WOW Christmas Day is in 1 week! 1 week! so soon and still so much to do.
Earlier in 2013 Marissa Mayer – who would seem to be a focused and visionary woman – shook up Yahoo by essentially recalling their remote workforce. Her reasons were valid, she had a vision for a newly energised Yahoo which required reinvigoration of their culture, resetting accountabilities and lifting productivity. Her move came under fire from many sectors, staff in part due to her decision to have her own child located in a nursery adjacent to her office, at-home workers who suddenly had to start coming into the Yahoo office, telecommuting advocates from many companies and then there were the general nay-sayers, the anti-commuters and other vocal groups.
Small and Medium businesses however don’t have the resources to provision an office in more than one or maybe two locations, so find themselves embracing remote workers – whether located in their home, on a customer site or within a shared workspace. A couple of months back I read “Remote“ by Jason Fried and Heinemeir Hansson the founders of 37 Signals. They admit in the foreword the timing of their book release couldn’t have been better with their core message flying in the face of Marissa Mayer’s initiative. It’s an easy read and I do recommend every business owner and employee who works remotely or wants to work remotely put this on their Christmas reading list.
As a result of both Shane and I reading, and identifying strongly with this book we are working through embracing the key messages from the book, it’s a journey and we are really enjoying how things are progressing to date:
1. Treat the need for Social Interaction Seriously – we operate a co-working space here in Wellington, OptimalHQ, so are looking to locate our remote workforce in similarly social and relaxed co-working spaces. We already used Yammer for all of our communication ie: I don’t send emails to the team unless it’s HR related, all of our internal communication is visible so anyone who is interested can be kept in the loop, so yammer meets a very basic social interaction need.
2. Provide tools for remotely located team members to communicate and collaborate – in addition to yammer we have recently introduced Sococo to the mix, a tool recommended to us by another remote working company Boost. Shane and I are logged into and available on Sococo whenever we aren’t in meetings, it provides a continuous online presence to talk or just listen to the chatter, breakout rooms where 2+ people can have a private chat and share their screens, and large meeting rooms where our whole team can hold meetings with shared screens.
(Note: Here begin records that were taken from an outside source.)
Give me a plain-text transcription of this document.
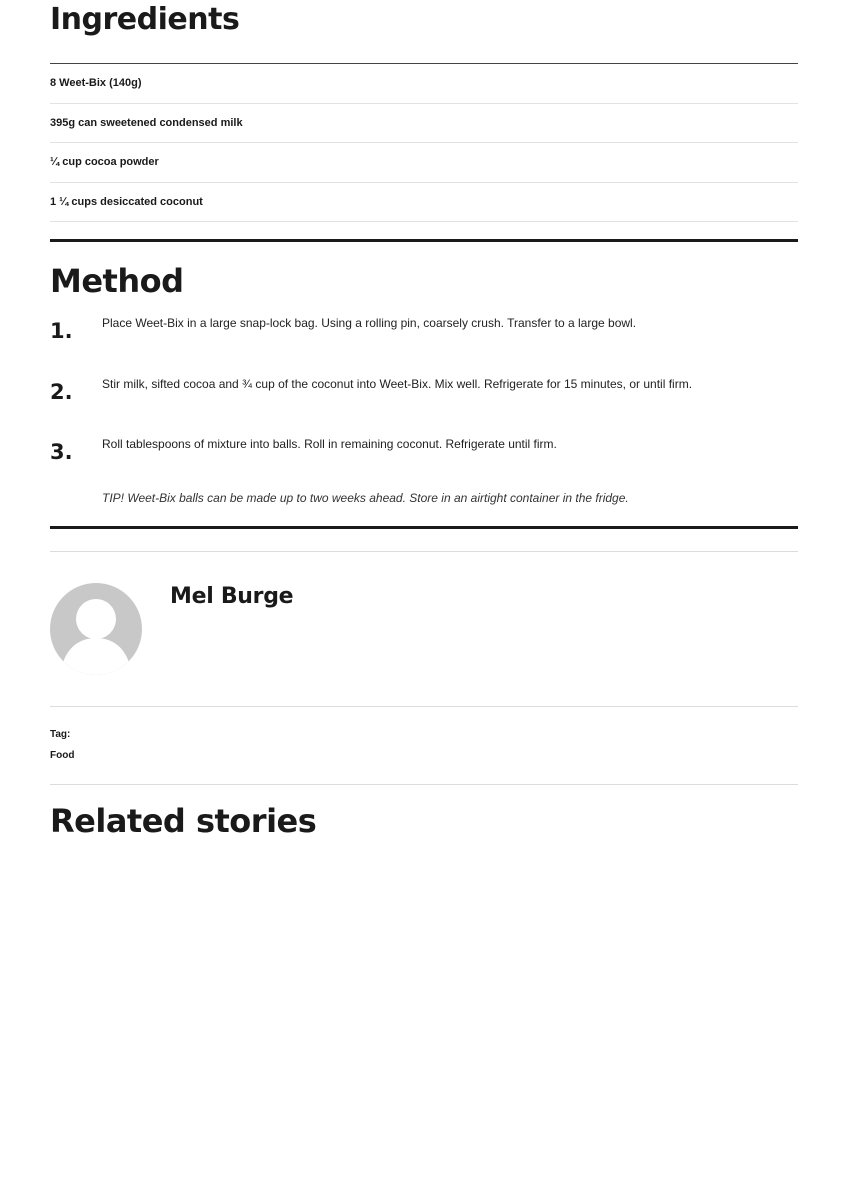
Ingredients
8 Weet-Bix (140g)
395g can sweetened condensed milk
¼ cup cocoa powder
1 ¼ cups desiccated coconut
Method
1. Place Weet-Bix in a large snap-lock bag. Using a rolling pin, coarsely crush. Transfer to a large bowl.
2. Stir milk, sifted cocoa and ¾ cup of the coconut into Weet-Bix. Mix well. Refrigerate for 15 minutes, or until firm.
3. Roll tablespoons of mixture into balls. Roll in remaining coconut. Refrigerate until firm.

TIP! Weet-Bix balls can be made up to two weeks ahead. Store in an airtight container in the fridge.

Mel Burge
Tag:
Food
Related stories
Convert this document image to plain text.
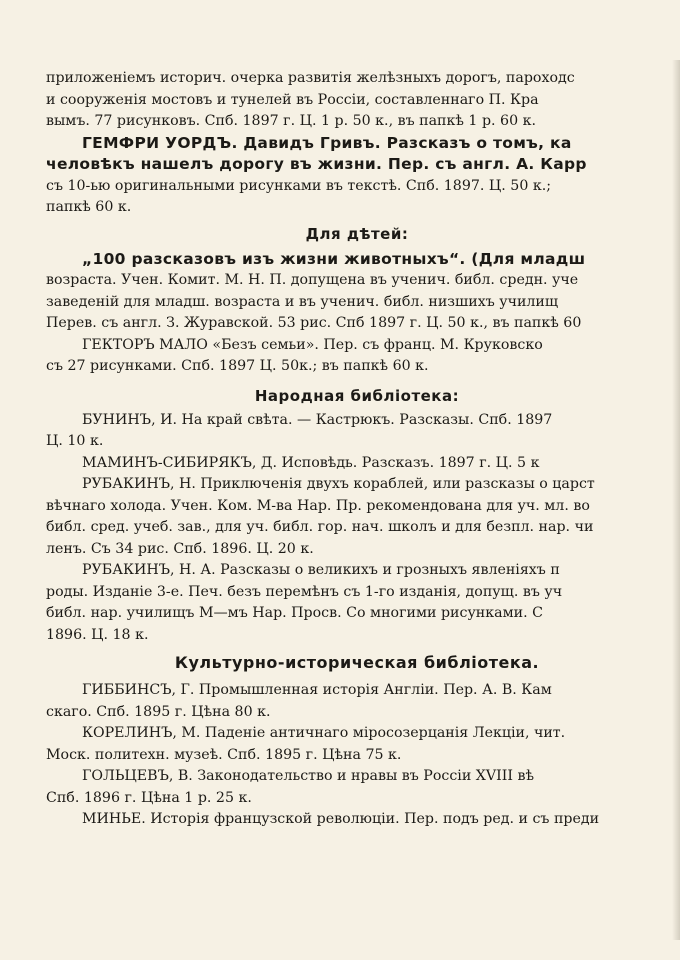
приложеніемъ историч. очерка развитія желѣзныхъ дорогъ, пароходс
и сооруженія мостовъ и тунелей въ Россіи, составленнаго П. Кра
вымъ. 77 рисунковъ. Спб. 1897 г. Ц. 1 р. 50 к., въ папкѣ 1 р. 60 к.
ГЕМФРИ УОРДЪ. Давидъ Гривъ. Разсказъ о томъ, ка
человѣкъ нашелъ дорогу въ жизни. Пер. съ англ. А. Карр
съ 10-ью оригинальными рисунками въ текстѣ. Спб. 1897. Ц. 50 к.;
папкѣ 60 к.
Для дѣтей:
„100 разсказовъ изъ жизни животныхъ“. (Для младш
возраста. Учен. Комит. М. Н. П. допущена въ ученич. библ. средн. уче
заведеній для младш. возраста и въ ученич. библ. низшихъ училищ
Перев. съ англ. З. Журавской. 53 рис. Спб 1897 г. Ц. 50 к., въ папкѣ 60
ГЕКТОРЪ МАЛО «Безъ семьи». Пер. съ франц. М. Круковско
съ 27 рисунками. Спб. 1897 Ц. 50к.; въ папкѣ 60 к.
Народная библіотека:
БУНИНЪ, И. На край свѣта. — Кастрюкъ. Разсказы. Спб. 1897
Ц. 10 к.
МАМИНЪ-СИБИРЯКЪ, Д. Исповѣдь. Разсказъ. 1897 г. Ц. 5 к
РУБАКИНЪ, Н. Приключенія двухъ кораблей, или разсказы о царст
вѣчнаго холода. Учен. Ком. М-ва Нар. Пр. рекомендована для уч. мл. во
библ. сред. учеб. зав., для уч. библ. гор. нач. школъ и для безпл. нар. чи
ленъ. Съ 34 рис. Спб. 1896. Ц. 20 к.
РУБАКИНЪ, Н. А. Разсказы о великихъ и грозныхъ явленіяхъ п
роды. Изданіе 3-е. Печ. безъ перемѣнъ съ 1-го изданія, допущ. въ уч
библ. нар. училищъ М—мъ Нар. Просв. Со многими рисунками. С
1896. Ц. 18 к.
Культурно-историческая библіотека.
ГИББИНСЪ, Г. Промышленная исторія Англіи. Пер. А. В. Кам
скаго. Спб. 1895 г. Цѣна 80 к.
КОРЕЛИНЪ, М. Паденіе античнаго міросозерцанія Лекціи, чит.
Моск. политехн. музеѣ. Спб. 1895 г. Цѣна 75 к.
ГОЛЬЦЕВЪ, В. Законодательство и нравы въ Россіи XVIII вѣ
Спб. 1896 г. Цѣна 1 р. 25 к.
МИНЬЕ. Исторія французской революціи. Пер. подъ ред. и съ преди
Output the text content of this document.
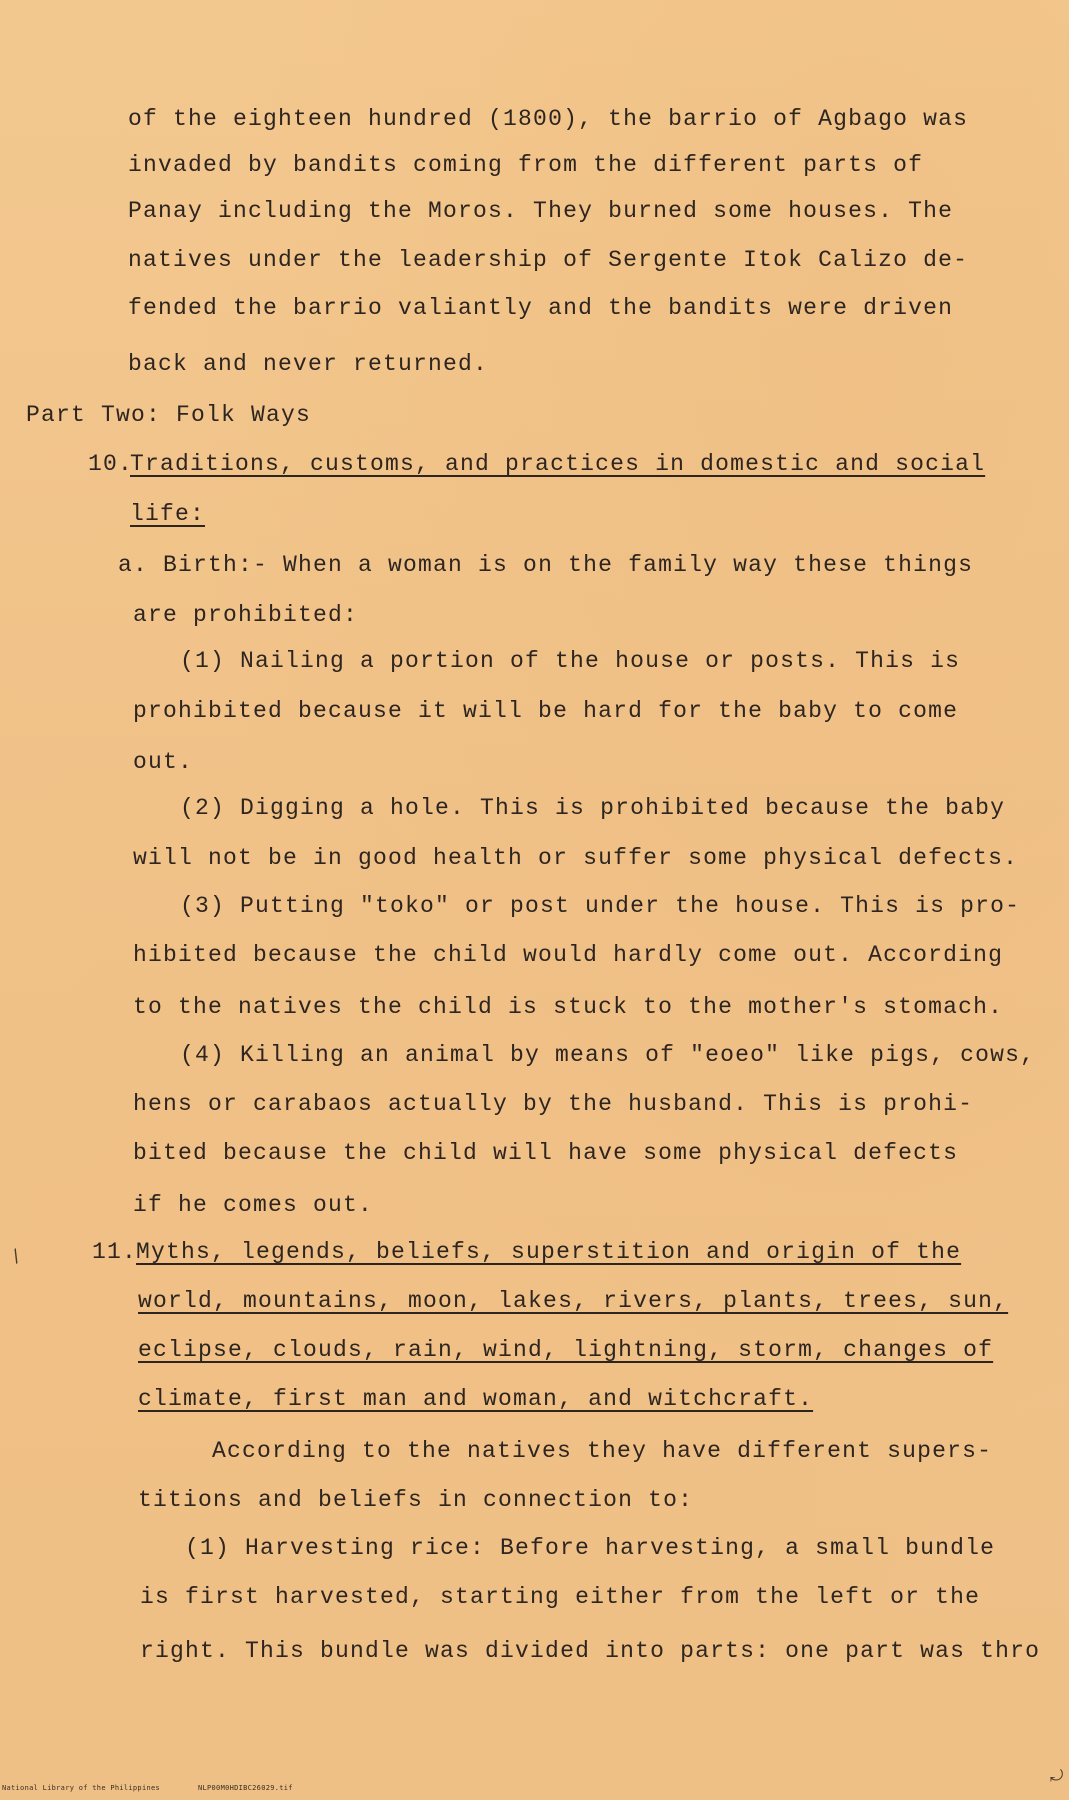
of the eighteen hundred (1800), the barrio of Agbago was
invaded by bandits coming from the different parts of
Panay including the Moros. They burned some houses. The
natives under the leadership of Sergente Itok Calizo de-
fended the barrio valiantly and the bandits were driven
back and never returned.
Part Two: Folk Ways
10.
Traditions, customs, and practices in domestic and social
life:
a. Birth:- When a woman is on the family way these things
are prohibited:
(1) Nailing a portion of the house or posts. This is
prohibited because it will be hard for the baby to come
out.
(2) Digging a hole. This is prohibited because the baby
will not be in good health or suffer some physical defects.
(3) Putting "toko" or post under the house. This is pro-
hibited because the child would hardly come out. According
to the natives the child is stuck to the mother's stomach.
(4) Killing an animal by means of "eoeo" like pigs, cows,
hens or carabaos actually by the husband. This is prohi-
bited because the child will have some physical defects
if he comes out.
11.
Myths, legends, beliefs, superstition and origin of the
world, mountains, moon, lakes, rivers, plants, trees, sun,
eclipse, clouds, rain, wind, lightning, storm, changes of
climate, first man and woman, and witchcraft.
According to the natives they have different supers-
titions and beliefs in connection to:
(1) Harvesting rice: Before harvesting, a small bundle
is first harvested, starting either from the left or the
right. This bundle was divided into parts: one part was thro
/
⤾
National Library of the Philippines	NLP00M0HDIBC26029.tif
The voice quality is excellent compared with skype or google.
3. Hire employees you trust and respect – and then trust and respect them to do good work – we certainly take our time over employing anyone, more so with remotely located team members, trusting and respecting our team is one of our core values, it’s about a happy ending.
4. Schedule In-person meetings a couple of times a year – at the moment I travel alot so meet our remote team members at least once a month, I talk to them online via Sococo everyday and that dialogue flows just like it would if they were sitting in the same office. We are conscious of the need to keep that in-person contact as a consistent part of our team’s operation.
Here are Bronnie and Jonathan sporting their new headsets located at OptimalHQ – it’s been an adjustment but we are slowing getting there and now everyone is on the same basis communication wise which is awesome. Vic.